With this brief overview of Whitehead’s philosophy, we can return to our central question of ecology. As I noted before, my first move to rethink ecology was to recast the organism-environment distinction. With Whitehead’s thinking now in the background, we can look again upon the entangled banks of the ecosystem and begin to see that whether we are referring to the passage of electrons, the chemical transference of nitrogen, or the grazing patterns of gazelle on the savannah, we are in fact only ever encountering different actualities—centers of experience—interacting with one another in different modes of complexity and intensity. By breaking down the distinction between organism and environment in favor of the actual occasion, one is also committed to a re-thinking of the ontological imagination which underpins the organism-environment binary. I suggest we approach this re-thinking by way of the three ecologies, which we can now more richly consider before making some concluding remarks.


[1] cf. The Speculative Turn (2010)

[2] Shaviro’s discussion of the relationship Kant’s and Whitehead’s notions of temporality vis-à-vis actual entities is beyond the scope of this essay, but worth exploring.
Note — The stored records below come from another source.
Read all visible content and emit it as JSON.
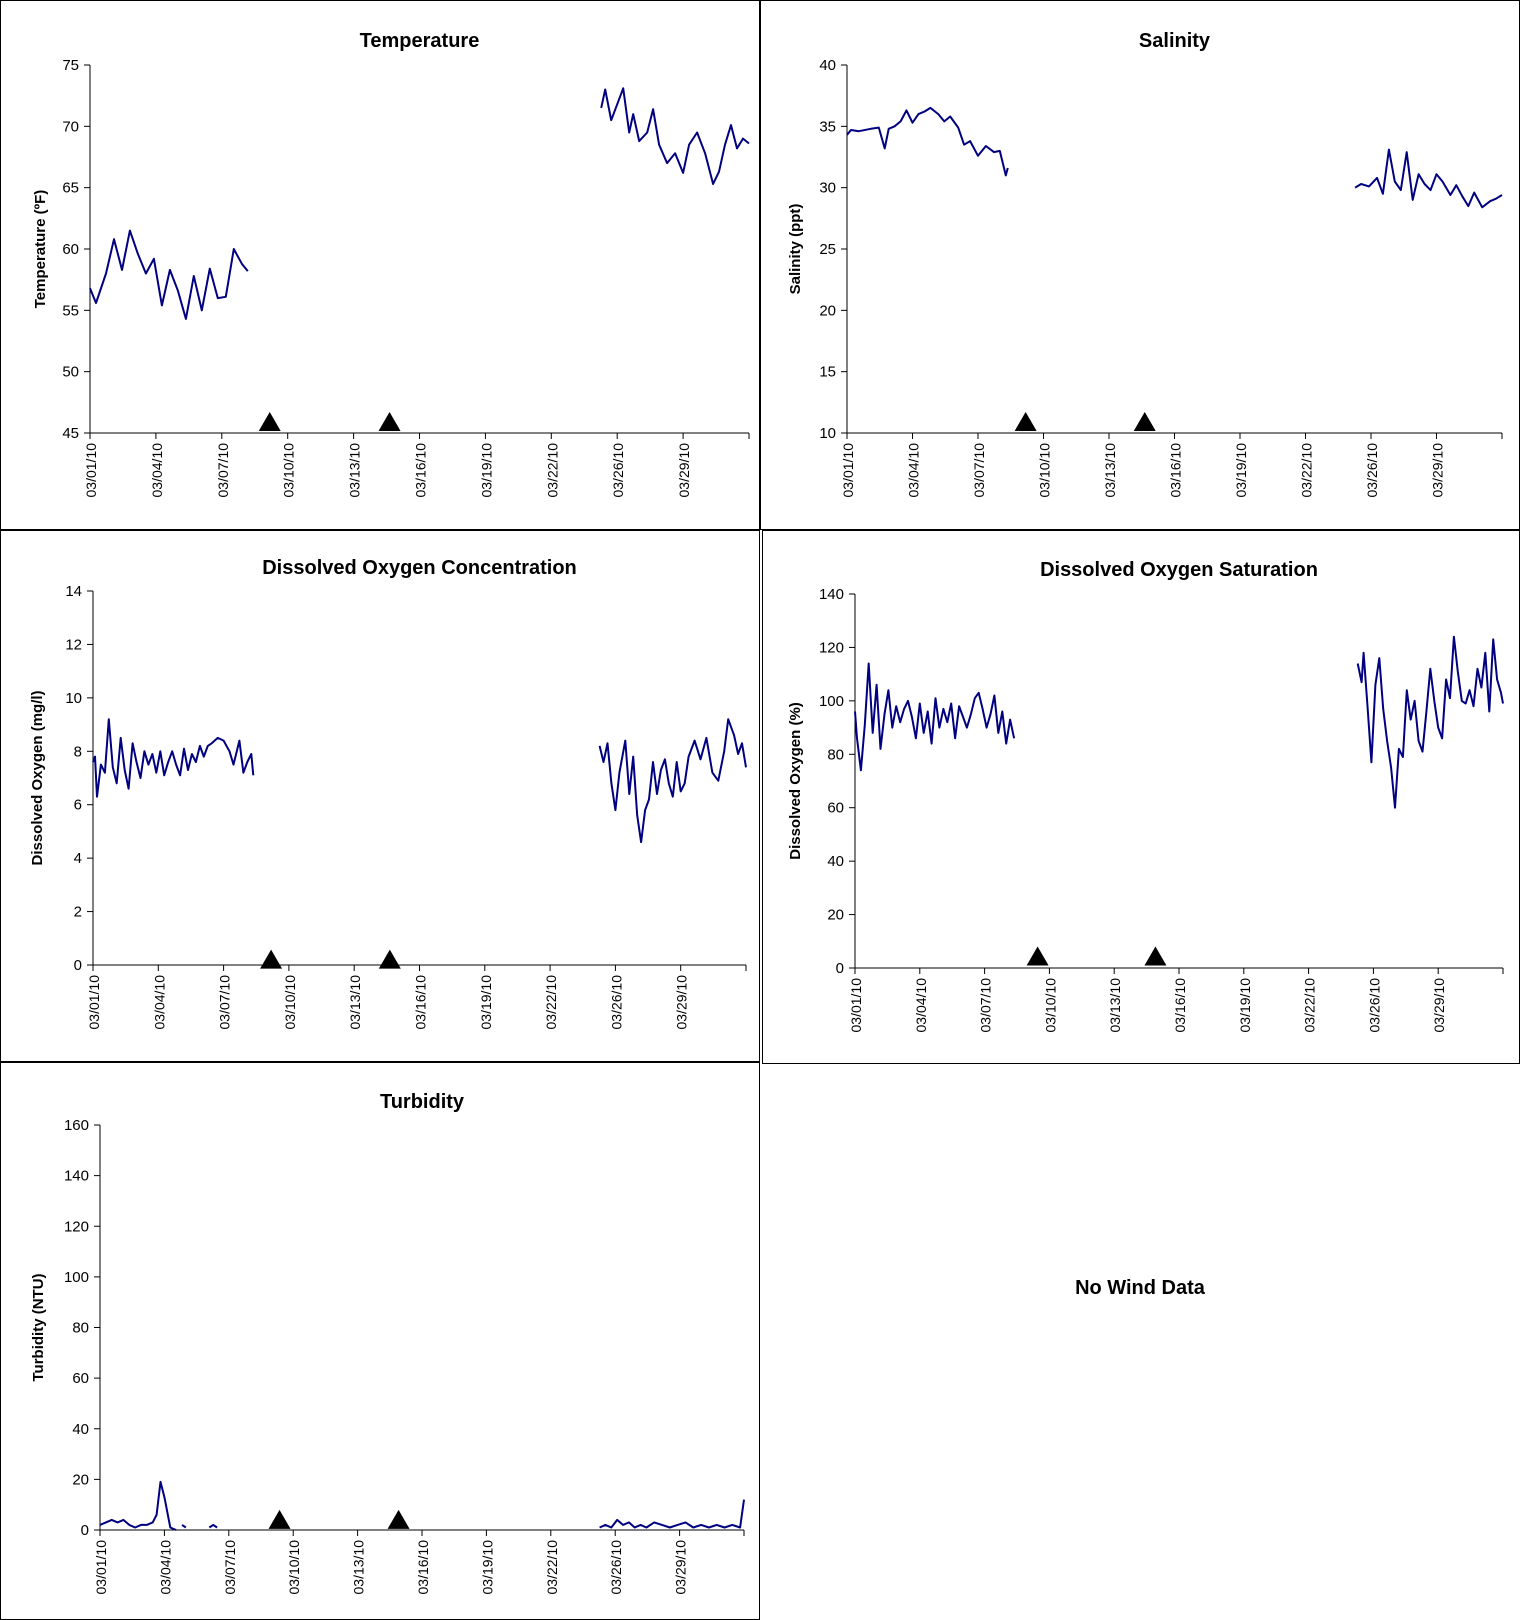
{
  "colors": {
    "series": "#000080",
    "marker": "#000000",
    "axis": "#000000"
  },
  "x_tick_labels": [
    "03/01/10",
    "03/04/10",
    "03/07/10",
    "03/10/10",
    "03/13/10",
    "03/16/10",
    "03/19/10",
    "03/22/10",
    "03/26/10",
    "03/29/10"
  ],
  "no_wind_text": "No Wind Data",
  "chart_data": [
    {
      "type": "line",
      "title": "Temperature",
      "ylabel": "Temperature (ºF)",
      "ylim": [
        45,
        75
      ],
      "yticks": [
        45,
        50,
        55,
        60,
        65,
        70,
        75
      ],
      "x_unit": "days since 03/01/10",
      "markers_x": [
        9,
        15
      ],
      "markers_y": 45.9,
      "series": [
        {
          "x": [
            0,
            0.3,
            0.8,
            1.2,
            1.6,
            2.0,
            2.4,
            2.8,
            3.2,
            3.6,
            4.0,
            4.4,
            4.8,
            5.2,
            5.6,
            6.0,
            6.4,
            6.8,
            7.2,
            7.6,
            7.9
          ],
          "y": [
            56.8,
            55.6,
            58.0,
            60.8,
            58.3,
            61.5,
            59.6,
            58.0,
            59.2,
            55.4,
            58.3,
            56.6,
            54.3,
            57.8,
            55.0,
            58.4,
            56.0,
            56.1,
            60.0,
            58.8,
            58.2
          ]
        },
        {
          "x": [
            25.6,
            25.8,
            26.1,
            26.4,
            26.7,
            27.0,
            27.2,
            27.5,
            27.9,
            28.2,
            28.5,
            28.9,
            29.3,
            29.7,
            30.0,
            30.4,
            30.8,
            31.2,
            31.5,
            31.8,
            32.1,
            32.4,
            32.7,
            33.0
          ],
          "y": [
            71.5,
            73.0,
            70.5,
            71.8,
            73.1,
            69.5,
            71.0,
            68.8,
            69.5,
            71.4,
            68.5,
            67.0,
            67.8,
            66.2,
            68.5,
            69.5,
            67.8,
            65.3,
            66.3,
            68.5,
            70.1,
            68.2,
            69.0,
            68.6
          ]
        }
      ]
    },
    {
      "type": "line",
      "title": "Salinity",
      "ylabel": "Salinity (ppt)",
      "ylim": [
        10,
        40
      ],
      "yticks": [
        10,
        15,
        20,
        25,
        30,
        35,
        40
      ],
      "x_unit": "days since 03/01/10",
      "markers_x": [
        9,
        15
      ],
      "markers_y": 10.9,
      "series": [
        {
          "x": [
            0,
            0.2,
            0.6,
            1.2,
            1.6,
            1.9,
            2.1,
            2.4,
            2.7,
            3.0,
            3.3,
            3.6,
            3.9,
            4.2,
            4.6,
            4.9,
            5.2,
            5.6,
            5.9,
            6.2,
            6.6,
            7.0,
            7.4,
            7.7,
            8.0,
            8.1
          ],
          "y": [
            34.3,
            34.7,
            34.6,
            34.8,
            34.9,
            33.2,
            34.8,
            35.0,
            35.4,
            36.3,
            35.3,
            36.0,
            36.2,
            36.5,
            36.0,
            35.4,
            35.8,
            34.9,
            33.5,
            33.8,
            32.6,
            33.4,
            32.9,
            33.0,
            31.0,
            31.6
          ]
        },
        {
          "x": [
            25.6,
            25.9,
            26.3,
            26.7,
            27.0,
            27.3,
            27.6,
            27.9,
            28.2,
            28.5,
            28.8,
            29.1,
            29.4,
            29.7,
            30.0,
            30.4,
            30.7,
            31.0,
            31.3,
            31.6,
            32.0,
            32.4,
            32.7,
            33.0
          ],
          "y": [
            30.0,
            30.3,
            30.1,
            30.8,
            29.5,
            33.1,
            30.5,
            29.8,
            32.9,
            29.0,
            31.1,
            30.3,
            29.8,
            31.1,
            30.5,
            29.4,
            30.2,
            29.3,
            28.5,
            29.6,
            28.4,
            28.9,
            29.1,
            29.4
          ]
        }
      ]
    },
    {
      "type": "line",
      "title": "Dissolved Oxygen Concentration",
      "ylabel": "Dissolved Oxygen (mg/l)",
      "ylim": [
        0,
        14
      ],
      "yticks": [
        0,
        2,
        4,
        6,
        8,
        10,
        12,
        14
      ],
      "x_unit": "days since 03/01/10",
      "markers_x": [
        9,
        15
      ],
      "markers_y": 0.2,
      "series": [
        {
          "x": [
            0,
            0.1,
            0.2,
            0.4,
            0.6,
            0.8,
            1.0,
            1.2,
            1.4,
            1.6,
            1.8,
            2.0,
            2.2,
            2.4,
            2.6,
            2.8,
            3.0,
            3.2,
            3.4,
            3.6,
            3.8,
            4.0,
            4.2,
            4.4,
            4.6,
            4.8,
            5.0,
            5.2,
            5.4,
            5.6,
            5.8,
            6.0,
            6.3,
            6.6,
            6.9,
            7.1,
            7.4,
            7.6,
            7.8,
            8.0,
            8.1
          ],
          "y": [
            7.6,
            7.8,
            6.3,
            7.5,
            7.2,
            9.2,
            7.4,
            6.8,
            8.5,
            7.3,
            6.6,
            8.3,
            7.6,
            7.0,
            8.0,
            7.5,
            7.9,
            7.2,
            8.0,
            7.1,
            7.6,
            8.0,
            7.5,
            7.1,
            8.1,
            7.3,
            7.9,
            7.6,
            8.2,
            7.8,
            8.2,
            8.3,
            8.5,
            8.4,
            8.0,
            7.5,
            8.4,
            7.2,
            7.6,
            7.9,
            7.1
          ]
        },
        {
          "x": [
            25.6,
            25.8,
            26.0,
            26.2,
            26.4,
            26.6,
            26.9,
            27.1,
            27.3,
            27.5,
            27.7,
            27.9,
            28.1,
            28.3,
            28.5,
            28.7,
            28.9,
            29.1,
            29.3,
            29.5,
            29.7,
            29.9,
            30.1,
            30.4,
            30.7,
            31.0,
            31.3,
            31.6,
            31.9,
            32.1,
            32.4,
            32.6,
            32.8,
            33.0
          ],
          "y": [
            8.2,
            7.6,
            8.3,
            6.8,
            5.8,
            7.2,
            8.4,
            6.4,
            7.8,
            5.6,
            4.6,
            5.8,
            6.2,
            7.6,
            6.4,
            7.3,
            7.7,
            6.8,
            6.3,
            7.6,
            6.5,
            6.8,
            7.8,
            8.4,
            7.7,
            8.5,
            7.2,
            6.9,
            8.0,
            9.2,
            8.6,
            7.9,
            8.3,
            7.4
          ]
        }
      ]
    },
    {
      "type": "line",
      "title": "Dissolved Oxygen Saturation",
      "ylabel": "Dissolved Oxygen (%)",
      "ylim": [
        0,
        140
      ],
      "yticks": [
        0,
        20,
        40,
        60,
        80,
        100,
        120,
        140
      ],
      "x_unit": "days since 03/01/10",
      "markers_x": [
        9.3,
        15.3
      ],
      "markers_y": 4.3,
      "series": [
        {
          "x": [
            0,
            0.1,
            0.3,
            0.5,
            0.7,
            0.9,
            1.1,
            1.3,
            1.5,
            1.7,
            1.9,
            2.1,
            2.3,
            2.5,
            2.7,
            2.9,
            3.1,
            3.3,
            3.5,
            3.7,
            3.9,
            4.1,
            4.3,
            4.5,
            4.7,
            4.9,
            5.1,
            5.3,
            5.5,
            5.7,
            5.9,
            6.1,
            6.3,
            6.5,
            6.7,
            6.9,
            7.1,
            7.3,
            7.5,
            7.7,
            7.9,
            8.1
          ],
          "y": [
            96,
            86,
            74,
            91,
            114,
            88,
            106,
            82,
            95,
            104,
            90,
            98,
            92,
            97,
            100,
            94,
            86,
            99,
            88,
            96,
            84,
            101,
            90,
            97,
            92,
            99,
            86,
            98,
            94,
            90,
            95,
            101,
            103,
            97,
            90,
            95,
            102,
            88,
            96,
            84,
            93,
            86
          ]
        },
        {
          "x": [
            25.6,
            25.8,
            25.9,
            26.1,
            26.3,
            26.5,
            26.7,
            26.9,
            27.1,
            27.3,
            27.5,
            27.7,
            27.9,
            28.1,
            28.3,
            28.5,
            28.7,
            28.9,
            29.1,
            29.3,
            29.5,
            29.7,
            29.9,
            30.1,
            30.3,
            30.5,
            30.7,
            30.9,
            31.1,
            31.3,
            31.5,
            31.7,
            31.9,
            32.1,
            32.3,
            32.5,
            32.7,
            32.9,
            33.0
          ],
          "y": [
            114,
            107,
            118,
            98,
            77,
            106,
            116,
            97,
            85,
            75,
            60,
            82,
            79,
            104,
            93,
            100,
            85,
            81,
            96,
            112,
            100,
            90,
            86,
            108,
            101,
            124,
            111,
            100,
            99,
            104,
            98,
            112,
            105,
            118,
            96,
            123,
            108,
            103,
            99
          ]
        }
      ]
    },
    {
      "type": "line",
      "title": "Turbidity",
      "ylabel": "Turbidity (NTU)",
      "ylim": [
        0,
        160
      ],
      "yticks": [
        0,
        20,
        40,
        60,
        80,
        100,
        120,
        140,
        160
      ],
      "x_unit": "days since 03/01/10",
      "markers_x": [
        9.2,
        15.3
      ],
      "markers_y": 4.0,
      "series": [
        {
          "x": [
            0,
            0.3,
            0.6,
            0.9,
            1.2,
            1.5,
            1.8,
            2.1,
            2.4,
            2.7,
            2.9,
            3.1,
            3.3,
            3.6,
            3.9
          ],
          "y": [
            2,
            3,
            4,
            3,
            4,
            2,
            1,
            2,
            2,
            3,
            6,
            19,
            13,
            1,
            0
          ]
        },
        {
          "x": [
            4.2,
            4.4
          ],
          "y": [
            2,
            1
          ]
        },
        {
          "x": [
            5.6,
            5.8,
            6.0
          ],
          "y": [
            1,
            2,
            1
          ]
        },
        {
          "x": [
            25.6,
            25.9,
            26.2,
            26.5,
            26.8,
            27.1,
            27.4,
            27.7,
            28.0,
            28.4,
            28.8,
            29.2,
            29.6,
            30.0,
            30.4,
            30.8,
            31.2,
            31.6,
            32.0,
            32.4,
            32.8,
            33.0
          ],
          "y": [
            1,
            2,
            1,
            4,
            2,
            3,
            1,
            2,
            1,
            3,
            2,
            1,
            2,
            3,
            1,
            2,
            1,
            2,
            1,
            2,
            1,
            12
          ]
        }
      ]
    }
  ]
}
An extended discussion of this can be found in Shaviro’s analysis of Kant’s Critique of Pure Reason where he in part writes: This means that Kant fails to push his Copernican revolution far enough. For if the phenomenal world is entirely temporal, and entirely a world of experience, then we should no longer say that it is “merely experienced” by a subject that remains outside it. Rather, the phenomenal world consists in the subjective experiences of all the entities that make it up. If “transition” is indeed universal, then duration, or primordial temporality, is the inner dimension of all entities in the universe—and not just human subjects (2009, p . 77).

[3] We should note here that the homology between thoughts and bodies is not because Whitehead reduces thought to a privileged location in the brain, but because every actual entity is “dipolar” having both a “physical” and “mental” pole, related to two modes of causality and perception (which are linked for Whitehead) he refers to as “causal efficacy” and “presentational immediacy” (Whitehead, 1978).

[4] This bifurcation, most predominately finding its genesis in the philosophy of Rene Descartes who posits, as many know, two domains: res extensa and res cogitas. We don’t need to join the multitudinous ranks of anti-dualists here, but suffice to say that Whitehead’s solution to the problem of metaphysical dualism presented by Descartes (which repeats itself in the arenas of the nature/culture and mind/body debates), is to revision the ontology which underpins the dualism to begin with.

[5] By thinking ecology we are thus attempting to escape the inertia of what Whitehead calls the three extremes: “There are the dualists, who accept matter and mind as on an equal basis, and the two varieties of monists, those who put mind inside matter, and those who put matter inside mind. But this juggling with abstractions can never overcome the inherent confusion introduced by the ascription of misplaced concreteness to the scientific scheme of the seventeenth century” (1997, p. 55).

[6] The project of enacting a democratic ontology is carried forward most recently in Levi Bryant’s The Democracy of Objects (forthcoming).